There are 8086 multibus single board computers and Z8000 SBC available now for around $1000. The Stanford 68000 board will probably be available in several months. The 68000 systems are likely to be at least $2000. Given the performance capabilities of these machines (don’t forget the NSC16000 and TI9900), there is no particular reason to choose one over another.
The 8086 has always seemed more popular around Xerox, probably because it was available first. There are several projects around which use it. There is a C compiler and there is an assembler. Webster intends to build ethernet printers using the Stanford multibus ethernet controller and an 8086 SBC.
The Z8000 probably has a C compiler available for Unix, but we don’t know for sure.
The 68000 has a Unix based C compiler and there is a C pup-package for it at Stanford. The 68000 board at Stanford is great overkill for us. It includes virtual memory.

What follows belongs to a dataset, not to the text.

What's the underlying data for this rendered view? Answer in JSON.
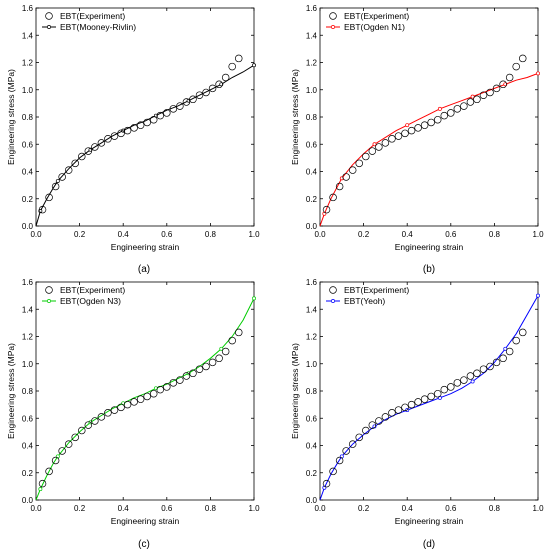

No matter what we do, we would need encryption and audio hardware for such a system. We will need it anyway for the eventual Etherphone of course, but that will be a fully integrated design probably with no bus, while this device would need to speak multibus protocol (probably). One disadvantage of microcomputer audio compared with the Alto is that since there is no micro-machine multiplexing (TASK) going on, the microcomputer audio interface would need to be buffered.
The best approach looks like a multibus based system using the Stanford ethernet controller and either an 8086 or a 68000, but either way, it looks like >$3000 per box.